By the time Magnus and Tesla had snuck back to the entrance way Reitler and Wagner-Jauregg had gone. The office door was closed, the lights off inside. Presumably the two scientists had headed further into the interior, but they had no idea how many rooms, laboratories, or access routes there were. Not to mention security guards. It seemed prudent to slip across the all-too-exposed walkway and into the office, see if there were any schematics or plans.
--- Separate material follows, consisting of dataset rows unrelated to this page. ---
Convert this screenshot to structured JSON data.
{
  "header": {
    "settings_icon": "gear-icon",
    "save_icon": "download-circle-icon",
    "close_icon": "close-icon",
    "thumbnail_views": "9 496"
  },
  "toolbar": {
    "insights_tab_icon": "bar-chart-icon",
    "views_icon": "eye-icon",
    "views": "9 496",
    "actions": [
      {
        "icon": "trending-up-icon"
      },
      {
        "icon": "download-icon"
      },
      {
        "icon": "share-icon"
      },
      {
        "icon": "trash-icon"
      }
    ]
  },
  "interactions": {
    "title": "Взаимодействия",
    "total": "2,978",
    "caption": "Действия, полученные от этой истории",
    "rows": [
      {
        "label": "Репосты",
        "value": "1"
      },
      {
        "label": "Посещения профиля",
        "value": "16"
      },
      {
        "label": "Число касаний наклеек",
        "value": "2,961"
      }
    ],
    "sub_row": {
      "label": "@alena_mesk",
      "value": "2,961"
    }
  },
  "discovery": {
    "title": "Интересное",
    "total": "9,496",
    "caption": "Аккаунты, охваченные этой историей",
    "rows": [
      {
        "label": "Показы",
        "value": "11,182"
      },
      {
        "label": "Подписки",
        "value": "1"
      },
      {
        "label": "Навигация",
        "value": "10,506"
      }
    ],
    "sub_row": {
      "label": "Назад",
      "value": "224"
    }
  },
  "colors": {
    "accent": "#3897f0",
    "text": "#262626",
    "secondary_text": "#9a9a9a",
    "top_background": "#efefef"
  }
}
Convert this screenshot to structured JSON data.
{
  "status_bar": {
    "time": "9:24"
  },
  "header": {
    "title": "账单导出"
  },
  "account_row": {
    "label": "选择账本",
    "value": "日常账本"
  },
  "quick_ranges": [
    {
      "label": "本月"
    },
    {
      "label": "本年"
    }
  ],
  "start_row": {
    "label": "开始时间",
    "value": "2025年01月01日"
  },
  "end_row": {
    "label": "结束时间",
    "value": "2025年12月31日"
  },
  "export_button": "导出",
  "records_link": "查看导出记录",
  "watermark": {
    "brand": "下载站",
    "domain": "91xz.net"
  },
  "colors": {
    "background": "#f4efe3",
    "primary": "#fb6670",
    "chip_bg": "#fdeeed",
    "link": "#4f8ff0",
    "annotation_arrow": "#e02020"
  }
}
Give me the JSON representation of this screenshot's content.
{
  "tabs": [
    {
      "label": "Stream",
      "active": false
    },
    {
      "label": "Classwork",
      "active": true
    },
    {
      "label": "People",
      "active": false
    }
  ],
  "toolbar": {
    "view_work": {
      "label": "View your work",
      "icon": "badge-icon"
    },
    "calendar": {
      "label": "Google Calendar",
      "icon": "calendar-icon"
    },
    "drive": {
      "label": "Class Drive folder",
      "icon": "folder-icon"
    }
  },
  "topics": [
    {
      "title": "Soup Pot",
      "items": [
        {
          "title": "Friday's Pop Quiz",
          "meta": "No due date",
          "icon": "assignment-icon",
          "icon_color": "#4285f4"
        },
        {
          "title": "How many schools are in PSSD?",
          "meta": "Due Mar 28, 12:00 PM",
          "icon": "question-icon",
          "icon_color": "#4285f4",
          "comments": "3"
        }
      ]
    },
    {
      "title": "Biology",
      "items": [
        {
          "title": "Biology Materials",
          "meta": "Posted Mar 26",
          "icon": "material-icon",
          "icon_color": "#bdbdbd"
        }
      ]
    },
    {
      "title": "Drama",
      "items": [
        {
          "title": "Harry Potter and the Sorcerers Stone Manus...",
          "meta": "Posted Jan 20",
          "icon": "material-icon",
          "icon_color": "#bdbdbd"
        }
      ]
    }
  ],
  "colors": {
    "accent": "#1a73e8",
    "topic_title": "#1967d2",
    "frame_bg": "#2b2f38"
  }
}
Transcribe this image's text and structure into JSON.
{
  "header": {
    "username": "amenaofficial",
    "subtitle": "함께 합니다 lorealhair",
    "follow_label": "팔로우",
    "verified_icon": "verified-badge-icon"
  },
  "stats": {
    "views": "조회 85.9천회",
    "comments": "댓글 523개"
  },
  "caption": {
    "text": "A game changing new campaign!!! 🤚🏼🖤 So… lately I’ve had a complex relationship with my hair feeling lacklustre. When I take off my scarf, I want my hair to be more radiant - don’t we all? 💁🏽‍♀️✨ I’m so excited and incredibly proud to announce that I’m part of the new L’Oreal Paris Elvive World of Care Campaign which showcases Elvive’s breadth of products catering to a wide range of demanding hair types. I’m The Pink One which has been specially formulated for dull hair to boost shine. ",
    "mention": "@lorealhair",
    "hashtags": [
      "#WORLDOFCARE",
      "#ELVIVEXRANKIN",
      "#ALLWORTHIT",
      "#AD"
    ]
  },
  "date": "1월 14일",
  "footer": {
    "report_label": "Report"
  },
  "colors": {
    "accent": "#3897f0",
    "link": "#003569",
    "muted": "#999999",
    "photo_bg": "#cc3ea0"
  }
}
Inside the office was surprisingly comfortable, a single desk with a leather chair behind it, a clock on the middle shelf of the book case covering one wall. Papers were filed neatly into trays, two filing cabinets to the right, and a basket of large, rolled-up schematics. Nikola started pulling them out in the half-light. The blinds were shut but there was just enough to read by, to see the drawings for a device big enough to fill the entirety of this cavern.
Helen was rifling through the papers in the trays – bills, security reports, stage plans… she flicked through the latter. Stage 5. Extended Testing.
"Helen?" Nikola whispered, getting her attention, he'd found a map of the layout – the interweaving caverns.
As they suspected, beneath them on the ground level of the cavern was the abnormal containment, and a slightly smaller cavern just off of it marked 'Chemical Production'.
"They are farming them," she whispered, flicking through the file in her hand to see what they were doing, "producing the same compound they injected into us… Nikola-"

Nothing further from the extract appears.